We visited the ceremonial Throne Room, complete with tapestry on the wall and a stained glass window showing Ferdinand on his horse which is standing on the severed heads of a number of Moors.

Ironically, the Castle is filled with Moorish designs and architecture.

Isabella’s coronation was commemorated on the walls.

It was well worth the visit.

We doubled back to the Jewish Quarter to see the Abraham Seneor House; Seneor was a major funder to Ferdinand and Isabella, and was so important to them that he was given a coat of arms and they didn’t force him to convert. He was, however, posthumously converted to Catholicism.

Pepe had made reservations at Casa Duque, an old family restaurant (the current owner is the fourth generation) serving traditional cuisine. We couldn’t have their speciality, roast suckling pig, but what we did have was delicious: Judiones de La Granja con puerro (beans with cod and leeks) as an appetizer and two kinds of lamb as a main course. We had Spanish wine, of course – Muruve Crianza, a 2016 Toro from Zamora.
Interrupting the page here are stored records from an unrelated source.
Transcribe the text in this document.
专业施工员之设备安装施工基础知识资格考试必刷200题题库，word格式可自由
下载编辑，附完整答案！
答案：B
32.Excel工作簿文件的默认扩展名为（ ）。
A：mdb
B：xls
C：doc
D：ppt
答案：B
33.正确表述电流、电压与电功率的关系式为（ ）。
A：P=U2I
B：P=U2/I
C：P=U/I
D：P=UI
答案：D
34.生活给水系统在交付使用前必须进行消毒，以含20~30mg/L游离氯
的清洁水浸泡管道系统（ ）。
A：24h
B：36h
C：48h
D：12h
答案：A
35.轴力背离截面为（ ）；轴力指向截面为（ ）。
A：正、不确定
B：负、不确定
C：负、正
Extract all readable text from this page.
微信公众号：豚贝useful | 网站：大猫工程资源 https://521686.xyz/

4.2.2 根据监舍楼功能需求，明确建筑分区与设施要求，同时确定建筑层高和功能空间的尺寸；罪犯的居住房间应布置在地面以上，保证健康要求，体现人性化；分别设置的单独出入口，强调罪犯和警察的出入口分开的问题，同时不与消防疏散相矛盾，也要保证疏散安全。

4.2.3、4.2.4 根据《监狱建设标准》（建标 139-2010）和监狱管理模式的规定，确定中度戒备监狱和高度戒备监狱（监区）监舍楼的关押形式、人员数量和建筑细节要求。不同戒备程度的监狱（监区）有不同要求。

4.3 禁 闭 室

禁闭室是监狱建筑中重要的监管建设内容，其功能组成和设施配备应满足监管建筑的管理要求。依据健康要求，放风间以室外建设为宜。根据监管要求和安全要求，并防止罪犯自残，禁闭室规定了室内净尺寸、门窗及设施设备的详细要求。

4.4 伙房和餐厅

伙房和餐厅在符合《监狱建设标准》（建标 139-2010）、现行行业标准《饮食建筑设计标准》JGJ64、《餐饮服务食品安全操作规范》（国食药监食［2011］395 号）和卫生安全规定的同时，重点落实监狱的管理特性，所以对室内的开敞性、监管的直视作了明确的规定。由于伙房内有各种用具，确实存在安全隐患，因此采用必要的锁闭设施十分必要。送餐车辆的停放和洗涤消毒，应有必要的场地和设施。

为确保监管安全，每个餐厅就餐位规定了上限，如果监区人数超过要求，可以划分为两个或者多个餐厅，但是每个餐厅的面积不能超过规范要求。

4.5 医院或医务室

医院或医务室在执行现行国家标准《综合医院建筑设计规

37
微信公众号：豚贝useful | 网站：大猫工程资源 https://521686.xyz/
It was time to leave Segovia, but we took one last look at the aqueduct. Pepe had told us that when the Christians came to Segovia, they were reluctant to use pagan constructions like the aqueduct, so they Christianized them by adding, for example, the statue of the Virgin Mary and Baby Jesus in this photo.

And here we are, saying goodbye to Segovia.

Possibly the most shocking thing I saw all day were the fountains – they run 24 hours a day, offering water to all and sundry. I can’t imagine such a fountain in California!

On the way back to Madrid, we saw a bridge which reminded me of the Sundial Bridge in Redding; it’s the same architect.

When we got back to Madrid, we holed up in our nice air-conditioned room for a few hours, but ventured out after 8pm. We went to Eccolo Gelato for dinner again, but wandered around a lot and found a few interesting sites.

Our hotel is at the edge of the Barrio de las Letras; there’s a statue to Cervantes across the street from the hotel, but many other Spanish authors are honored by statues throughout the area.

Not all the statues are of authors – here’s one we found near the Sol Metro station.

Tomorrow is supposed to be hotter than today, and we have a walking tour of Madrid planned for the morning. I’m hoping the temperature will stay under 100°F, but I doubt it.